At Poboya — in the hills above the devastated seaside city of Palu — volunteers have begun to fill a vast grave with the dead, with instructions to prepare for 1,300 victims to be laid to rest.
Trucks stacked with corpses wrapped in orange, yellow and black bags are bringing their load to the site, where the bodies are dragged into the grave as excavators pour soil on top.
'I lost her'
In Balaroa, a Palu suburb once home to a housing complex, flattened trees, shards of concrete, twisted metal roofing, door frames and mangled furniture stretched out into the distance.
Dazed groups of people ambled over the wreckage, unclear where or how to start digging. Among them were three men looking for their younger brother.
Rescuers are racing against the clock, lacking the equipment to save those still trapped in the rubble, with up to 60 people feared to be underneath one Palu hotel alone.
Two people have been plucked from the 80-room Hotel Roa-Roa, Indonesia´s search and rescue agency said, and there could still be more alive.
Many survivors have spent the last days desperately searching for loved ones while dealing with the trauma of the disaster.
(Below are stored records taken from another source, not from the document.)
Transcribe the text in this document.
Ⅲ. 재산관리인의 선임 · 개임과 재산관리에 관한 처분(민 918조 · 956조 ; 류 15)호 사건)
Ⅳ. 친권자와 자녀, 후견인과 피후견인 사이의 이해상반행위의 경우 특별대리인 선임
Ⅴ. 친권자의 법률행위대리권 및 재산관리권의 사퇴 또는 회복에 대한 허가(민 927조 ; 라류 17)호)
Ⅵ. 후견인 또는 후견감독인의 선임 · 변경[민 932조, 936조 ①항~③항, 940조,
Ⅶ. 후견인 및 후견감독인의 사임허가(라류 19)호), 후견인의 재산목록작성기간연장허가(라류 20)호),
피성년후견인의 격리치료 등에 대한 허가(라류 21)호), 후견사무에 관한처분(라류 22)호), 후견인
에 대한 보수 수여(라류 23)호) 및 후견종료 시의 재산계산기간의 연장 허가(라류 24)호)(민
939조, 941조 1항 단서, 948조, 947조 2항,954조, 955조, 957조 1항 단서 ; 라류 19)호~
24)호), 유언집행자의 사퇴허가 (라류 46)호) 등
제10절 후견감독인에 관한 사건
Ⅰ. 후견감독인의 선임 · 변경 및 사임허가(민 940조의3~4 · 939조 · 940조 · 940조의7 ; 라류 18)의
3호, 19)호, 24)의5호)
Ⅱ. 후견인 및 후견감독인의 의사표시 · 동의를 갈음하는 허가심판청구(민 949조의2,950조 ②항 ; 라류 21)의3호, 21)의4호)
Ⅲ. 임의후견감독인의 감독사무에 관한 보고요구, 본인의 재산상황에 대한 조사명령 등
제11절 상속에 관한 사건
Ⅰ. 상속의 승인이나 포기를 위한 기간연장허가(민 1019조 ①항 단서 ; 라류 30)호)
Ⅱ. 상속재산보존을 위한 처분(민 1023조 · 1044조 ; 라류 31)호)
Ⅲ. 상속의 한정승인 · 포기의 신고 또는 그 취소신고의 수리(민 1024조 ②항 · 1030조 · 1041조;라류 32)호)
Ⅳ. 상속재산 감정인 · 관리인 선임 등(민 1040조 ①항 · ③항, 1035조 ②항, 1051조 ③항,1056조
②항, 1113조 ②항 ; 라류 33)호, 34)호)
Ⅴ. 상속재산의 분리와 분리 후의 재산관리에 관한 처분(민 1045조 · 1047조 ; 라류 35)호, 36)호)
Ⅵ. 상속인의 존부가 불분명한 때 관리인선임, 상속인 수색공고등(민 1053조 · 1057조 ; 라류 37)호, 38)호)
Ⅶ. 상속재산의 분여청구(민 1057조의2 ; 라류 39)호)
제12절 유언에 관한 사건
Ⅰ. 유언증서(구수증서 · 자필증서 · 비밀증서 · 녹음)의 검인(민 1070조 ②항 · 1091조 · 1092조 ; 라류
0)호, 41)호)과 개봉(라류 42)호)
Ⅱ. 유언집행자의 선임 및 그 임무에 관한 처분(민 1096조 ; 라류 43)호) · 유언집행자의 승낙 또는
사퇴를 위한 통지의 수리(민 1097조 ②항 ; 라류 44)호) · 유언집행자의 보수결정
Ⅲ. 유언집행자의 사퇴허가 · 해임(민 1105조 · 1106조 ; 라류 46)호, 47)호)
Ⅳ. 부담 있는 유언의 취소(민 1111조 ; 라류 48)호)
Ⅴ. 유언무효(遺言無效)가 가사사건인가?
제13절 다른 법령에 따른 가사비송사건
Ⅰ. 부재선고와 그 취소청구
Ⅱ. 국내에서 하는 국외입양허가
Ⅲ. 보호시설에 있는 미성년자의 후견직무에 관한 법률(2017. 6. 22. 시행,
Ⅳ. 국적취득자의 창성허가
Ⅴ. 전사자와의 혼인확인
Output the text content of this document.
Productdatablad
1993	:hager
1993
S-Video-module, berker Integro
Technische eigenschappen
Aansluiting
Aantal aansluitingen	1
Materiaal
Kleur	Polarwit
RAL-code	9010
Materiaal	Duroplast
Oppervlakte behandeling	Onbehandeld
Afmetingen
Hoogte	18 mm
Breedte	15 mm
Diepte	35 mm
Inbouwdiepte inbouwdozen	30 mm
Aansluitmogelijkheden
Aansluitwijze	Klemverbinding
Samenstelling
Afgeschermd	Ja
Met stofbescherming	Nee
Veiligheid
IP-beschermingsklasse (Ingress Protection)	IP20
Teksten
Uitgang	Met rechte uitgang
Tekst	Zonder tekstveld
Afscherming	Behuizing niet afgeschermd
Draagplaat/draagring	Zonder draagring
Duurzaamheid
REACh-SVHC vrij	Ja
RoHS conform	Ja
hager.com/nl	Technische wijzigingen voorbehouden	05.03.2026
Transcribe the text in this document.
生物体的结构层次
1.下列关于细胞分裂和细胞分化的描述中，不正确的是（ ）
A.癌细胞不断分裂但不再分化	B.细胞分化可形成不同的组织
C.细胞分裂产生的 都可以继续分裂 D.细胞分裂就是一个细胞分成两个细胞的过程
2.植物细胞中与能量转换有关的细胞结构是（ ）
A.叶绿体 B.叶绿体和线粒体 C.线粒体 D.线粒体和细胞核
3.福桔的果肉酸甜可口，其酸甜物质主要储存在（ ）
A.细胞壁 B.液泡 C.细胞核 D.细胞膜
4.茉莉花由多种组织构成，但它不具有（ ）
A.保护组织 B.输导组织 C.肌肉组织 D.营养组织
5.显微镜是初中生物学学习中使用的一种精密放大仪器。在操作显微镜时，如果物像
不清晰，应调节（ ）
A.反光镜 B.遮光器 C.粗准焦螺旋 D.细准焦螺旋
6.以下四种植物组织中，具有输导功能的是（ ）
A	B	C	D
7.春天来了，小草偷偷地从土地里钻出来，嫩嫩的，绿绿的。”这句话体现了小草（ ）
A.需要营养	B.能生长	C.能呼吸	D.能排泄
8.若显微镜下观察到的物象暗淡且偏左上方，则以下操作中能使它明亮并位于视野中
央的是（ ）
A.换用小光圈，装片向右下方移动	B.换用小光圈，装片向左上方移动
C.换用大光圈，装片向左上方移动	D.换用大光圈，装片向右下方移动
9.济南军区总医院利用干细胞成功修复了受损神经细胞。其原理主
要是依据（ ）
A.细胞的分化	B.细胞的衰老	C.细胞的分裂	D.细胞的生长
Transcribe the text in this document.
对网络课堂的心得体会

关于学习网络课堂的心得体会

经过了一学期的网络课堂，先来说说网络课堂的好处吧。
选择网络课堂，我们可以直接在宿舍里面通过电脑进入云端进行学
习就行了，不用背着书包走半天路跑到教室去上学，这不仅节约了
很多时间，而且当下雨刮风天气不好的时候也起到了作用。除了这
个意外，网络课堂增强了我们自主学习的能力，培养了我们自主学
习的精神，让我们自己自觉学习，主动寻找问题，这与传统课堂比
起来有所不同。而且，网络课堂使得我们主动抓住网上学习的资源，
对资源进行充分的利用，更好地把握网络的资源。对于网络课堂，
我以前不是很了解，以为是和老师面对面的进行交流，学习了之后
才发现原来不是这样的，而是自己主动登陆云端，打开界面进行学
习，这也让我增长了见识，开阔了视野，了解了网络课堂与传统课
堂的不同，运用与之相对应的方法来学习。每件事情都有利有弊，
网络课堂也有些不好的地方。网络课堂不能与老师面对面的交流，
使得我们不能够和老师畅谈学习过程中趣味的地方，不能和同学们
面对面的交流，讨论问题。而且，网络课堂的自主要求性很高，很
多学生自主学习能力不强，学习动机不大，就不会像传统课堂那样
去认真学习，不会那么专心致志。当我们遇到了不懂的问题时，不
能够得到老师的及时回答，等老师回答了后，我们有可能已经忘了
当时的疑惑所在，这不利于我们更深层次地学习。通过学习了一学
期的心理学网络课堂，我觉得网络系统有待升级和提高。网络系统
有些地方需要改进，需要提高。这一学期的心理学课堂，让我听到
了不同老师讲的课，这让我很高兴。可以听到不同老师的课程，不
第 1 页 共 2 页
One of them, Adi, was hugging his wife by the beach when the tsunami struck on Friday. He has no idea where she is now, or whether she is alive.
"When the wave came, I lost her," he said. "I was carried about 50 metres. I couldn´t hold anything."
Others have focused their search for loved ones around open-air morgues, where the dead lay in the baking sun -- waiting to be claimed, waiting to be named.
The International Committee of the Red Cross said it was working to reunite families who had become separated during the disaster and was providing "forensic services" to those carrying out the grim task of identifying victims.